Employees performing similar jobs which result to them being awarded a similar performance rating which in the case is exemplary deserve similar reward. The reward, salary increment, should be equal irrespective of the pay quartile in which the two employees fall. This would serve to ensure that the organization uphold the standards of equity and fairness in its compensation structure. It would be unfair for an employee to receive more pay for the same kind of work. The organization should come up with pay structures that reward performance in other forms such as bonuses and benefits. Salary increment could be awarded but at similar percentage for both employees in order for the organization to uphold equity.

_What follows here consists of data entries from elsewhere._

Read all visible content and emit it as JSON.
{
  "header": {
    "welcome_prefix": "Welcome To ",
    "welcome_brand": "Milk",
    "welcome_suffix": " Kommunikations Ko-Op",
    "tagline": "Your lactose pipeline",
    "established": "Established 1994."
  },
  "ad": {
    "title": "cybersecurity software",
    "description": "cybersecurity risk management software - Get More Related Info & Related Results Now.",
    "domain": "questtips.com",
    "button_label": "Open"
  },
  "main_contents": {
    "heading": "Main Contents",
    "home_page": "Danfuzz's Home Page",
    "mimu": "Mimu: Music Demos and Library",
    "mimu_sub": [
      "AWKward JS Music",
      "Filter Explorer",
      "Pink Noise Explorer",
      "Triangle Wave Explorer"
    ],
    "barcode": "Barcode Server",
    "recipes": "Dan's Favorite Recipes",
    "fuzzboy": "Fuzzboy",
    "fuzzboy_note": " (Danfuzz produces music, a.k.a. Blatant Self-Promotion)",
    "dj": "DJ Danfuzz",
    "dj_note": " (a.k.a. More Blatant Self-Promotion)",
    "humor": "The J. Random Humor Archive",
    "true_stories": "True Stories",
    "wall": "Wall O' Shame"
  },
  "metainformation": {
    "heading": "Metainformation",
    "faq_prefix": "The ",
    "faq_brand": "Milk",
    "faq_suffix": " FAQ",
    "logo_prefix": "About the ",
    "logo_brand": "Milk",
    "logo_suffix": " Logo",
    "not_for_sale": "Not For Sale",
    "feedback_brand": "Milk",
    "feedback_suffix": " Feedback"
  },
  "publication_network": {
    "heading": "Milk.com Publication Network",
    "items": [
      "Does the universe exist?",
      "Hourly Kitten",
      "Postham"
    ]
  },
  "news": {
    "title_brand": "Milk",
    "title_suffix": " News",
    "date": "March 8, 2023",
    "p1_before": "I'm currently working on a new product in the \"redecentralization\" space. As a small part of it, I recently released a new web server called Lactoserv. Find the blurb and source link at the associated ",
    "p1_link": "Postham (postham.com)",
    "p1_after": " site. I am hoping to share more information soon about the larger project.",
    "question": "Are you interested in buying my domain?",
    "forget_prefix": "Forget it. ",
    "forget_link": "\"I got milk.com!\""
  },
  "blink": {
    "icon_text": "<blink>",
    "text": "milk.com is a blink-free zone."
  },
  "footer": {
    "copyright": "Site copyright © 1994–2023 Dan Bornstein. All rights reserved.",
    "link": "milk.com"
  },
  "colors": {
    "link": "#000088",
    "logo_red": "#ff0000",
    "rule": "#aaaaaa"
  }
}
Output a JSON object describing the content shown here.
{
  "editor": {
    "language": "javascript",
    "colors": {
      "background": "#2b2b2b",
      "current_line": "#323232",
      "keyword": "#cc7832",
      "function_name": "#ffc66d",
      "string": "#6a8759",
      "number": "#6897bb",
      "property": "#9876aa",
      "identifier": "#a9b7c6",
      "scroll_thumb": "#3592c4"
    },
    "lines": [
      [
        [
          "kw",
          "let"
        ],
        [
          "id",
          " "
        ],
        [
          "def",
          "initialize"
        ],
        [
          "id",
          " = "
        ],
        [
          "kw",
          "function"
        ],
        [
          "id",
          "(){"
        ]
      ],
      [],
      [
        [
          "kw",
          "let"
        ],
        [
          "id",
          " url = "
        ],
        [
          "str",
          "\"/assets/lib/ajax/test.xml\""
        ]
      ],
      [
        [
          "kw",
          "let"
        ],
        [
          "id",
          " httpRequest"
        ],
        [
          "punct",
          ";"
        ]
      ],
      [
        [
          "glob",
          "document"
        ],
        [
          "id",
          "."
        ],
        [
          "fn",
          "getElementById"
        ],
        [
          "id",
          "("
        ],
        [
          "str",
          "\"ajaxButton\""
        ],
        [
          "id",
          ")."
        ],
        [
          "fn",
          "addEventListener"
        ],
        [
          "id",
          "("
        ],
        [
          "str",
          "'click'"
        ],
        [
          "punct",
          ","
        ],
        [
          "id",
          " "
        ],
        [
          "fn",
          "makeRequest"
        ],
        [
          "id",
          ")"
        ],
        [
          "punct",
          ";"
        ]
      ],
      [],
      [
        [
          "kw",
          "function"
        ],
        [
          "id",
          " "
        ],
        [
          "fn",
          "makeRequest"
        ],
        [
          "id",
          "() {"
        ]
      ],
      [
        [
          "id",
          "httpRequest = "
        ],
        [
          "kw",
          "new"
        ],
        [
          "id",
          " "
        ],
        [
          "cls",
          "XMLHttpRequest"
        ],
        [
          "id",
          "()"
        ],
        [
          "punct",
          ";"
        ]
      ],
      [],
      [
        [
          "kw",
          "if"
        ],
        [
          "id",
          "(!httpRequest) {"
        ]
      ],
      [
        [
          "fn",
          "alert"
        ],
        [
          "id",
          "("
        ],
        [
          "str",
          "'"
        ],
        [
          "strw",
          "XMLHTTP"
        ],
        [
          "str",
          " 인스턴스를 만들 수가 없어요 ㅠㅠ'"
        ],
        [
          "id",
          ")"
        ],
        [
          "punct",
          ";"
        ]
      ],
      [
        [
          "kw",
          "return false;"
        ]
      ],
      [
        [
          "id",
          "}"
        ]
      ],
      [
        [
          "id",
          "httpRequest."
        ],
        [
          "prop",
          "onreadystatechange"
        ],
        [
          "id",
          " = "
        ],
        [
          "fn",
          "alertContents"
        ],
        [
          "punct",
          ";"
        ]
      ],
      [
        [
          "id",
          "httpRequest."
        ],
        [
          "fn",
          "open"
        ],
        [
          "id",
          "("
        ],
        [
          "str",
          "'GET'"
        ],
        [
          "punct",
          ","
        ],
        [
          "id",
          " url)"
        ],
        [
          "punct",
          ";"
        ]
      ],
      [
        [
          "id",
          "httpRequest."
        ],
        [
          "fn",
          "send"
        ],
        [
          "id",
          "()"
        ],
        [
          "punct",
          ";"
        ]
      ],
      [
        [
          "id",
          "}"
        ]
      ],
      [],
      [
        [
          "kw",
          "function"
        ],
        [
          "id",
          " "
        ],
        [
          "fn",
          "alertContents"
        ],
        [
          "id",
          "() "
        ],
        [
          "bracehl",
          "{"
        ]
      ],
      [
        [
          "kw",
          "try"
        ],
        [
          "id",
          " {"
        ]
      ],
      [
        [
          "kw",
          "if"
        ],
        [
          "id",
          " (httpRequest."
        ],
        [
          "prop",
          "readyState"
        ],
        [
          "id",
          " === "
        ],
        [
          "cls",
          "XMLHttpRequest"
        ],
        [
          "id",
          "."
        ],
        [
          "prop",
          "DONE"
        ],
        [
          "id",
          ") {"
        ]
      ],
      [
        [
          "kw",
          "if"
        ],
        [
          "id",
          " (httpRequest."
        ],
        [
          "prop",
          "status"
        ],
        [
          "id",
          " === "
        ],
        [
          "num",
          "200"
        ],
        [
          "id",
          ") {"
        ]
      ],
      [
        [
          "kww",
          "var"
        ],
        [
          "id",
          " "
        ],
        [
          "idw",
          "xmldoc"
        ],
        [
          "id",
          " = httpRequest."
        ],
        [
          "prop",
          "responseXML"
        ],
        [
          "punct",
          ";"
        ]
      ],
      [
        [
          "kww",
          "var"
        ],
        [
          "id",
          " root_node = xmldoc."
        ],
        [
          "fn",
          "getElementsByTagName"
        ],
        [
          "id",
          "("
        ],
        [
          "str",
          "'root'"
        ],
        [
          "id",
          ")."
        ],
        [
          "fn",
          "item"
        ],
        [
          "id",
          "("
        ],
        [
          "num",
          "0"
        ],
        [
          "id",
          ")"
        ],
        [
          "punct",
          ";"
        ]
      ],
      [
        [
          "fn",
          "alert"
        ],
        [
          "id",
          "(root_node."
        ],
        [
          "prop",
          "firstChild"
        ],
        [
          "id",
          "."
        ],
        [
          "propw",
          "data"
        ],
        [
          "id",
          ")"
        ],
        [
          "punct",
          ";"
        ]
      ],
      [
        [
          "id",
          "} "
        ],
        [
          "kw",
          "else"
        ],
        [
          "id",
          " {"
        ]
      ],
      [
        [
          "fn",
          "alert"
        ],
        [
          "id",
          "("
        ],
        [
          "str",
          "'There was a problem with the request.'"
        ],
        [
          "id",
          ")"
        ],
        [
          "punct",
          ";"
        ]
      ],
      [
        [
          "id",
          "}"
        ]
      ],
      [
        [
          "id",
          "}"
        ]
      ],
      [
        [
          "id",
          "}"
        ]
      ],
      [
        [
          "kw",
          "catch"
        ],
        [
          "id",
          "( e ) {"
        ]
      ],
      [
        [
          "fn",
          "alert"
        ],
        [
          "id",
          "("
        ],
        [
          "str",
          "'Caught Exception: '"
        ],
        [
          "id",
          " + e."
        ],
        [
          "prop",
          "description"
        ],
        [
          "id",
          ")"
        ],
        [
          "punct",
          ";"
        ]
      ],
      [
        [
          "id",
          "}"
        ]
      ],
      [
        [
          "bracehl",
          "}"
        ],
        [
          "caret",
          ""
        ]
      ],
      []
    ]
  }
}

4. Discuss the basic concept of insurance and how it applies to health care
Insurance is a risk transfer mechanism used by individuals. The insurance involves the transfer of risk to an insurer at a fee known as premiums. The procedure involves two major parties the insured and the insurer who is the insurance company. Premiums are determined based on the value of loss at stake and the likelihood of the risk actually occurring. The premiums are calculated using various actuarial and statistical techniques. There are many forms of insurance covers among them health insurance, property insurance and life assurance (green 2010). A health insurance also known as healthcare insurance applies the same concept as any other insurance policy. It is thus a contract between the insured who is the policy holder and another individual (company) or government for the reimbursement of medical costs incurred by the policy holder for the treatment or preventive care of any ailment provided by medical institutions and their personnel(green 2010).
5. Except for the Family and Medical Leave Act, the remaining legally required benefits were conceived decades ago. Describe the changes in the business environment and society that might affect the relevance or perhaps the viability of any of these benefits.
Employee benefit plans such as the family and medical leave provided by various Acts of parliament face the risk of being seen as irrelevant in the changing business environment. The legal environment is in constant change where laws are amended. Changes occur relating to taxes and legal compliance is likely to cause inconsistencies with employee benefits established in the past years (Kokemuller, 2011). Changes in financial environment resulting from varying growth rates may interfere with the viability of employee benefits. An organization facing financial difficulty may be forced to cut down on the payment of employee benefits. Organizations facing financial success may also have an ability to pay for more benefits than are provided for by the law. The employee benefits are not consistent to the financial variations in the country. (Kokemuller, 2011)
Mergers are a common scenario in today’s business world. The mergers often involve organizations from different fields, which results to variations in the employee benefits paid to the employee from different organizations. The implementation of old policies may result to unfair remedies to individuals taking into consideration current structural changes in organizations. (Kokemuller, 2011) Employee demographics were not considered in the formulation of various employee benefits in the Acts of parliament. Employee demographics involve the changing composition of a company’s employees where an organization may consist of many parents. Such an organization may need to come up with day care benefits that have not been considered in the family and medical leave Act in order to retain its employees. The changing business environment as a result may make the benefit plans redundant.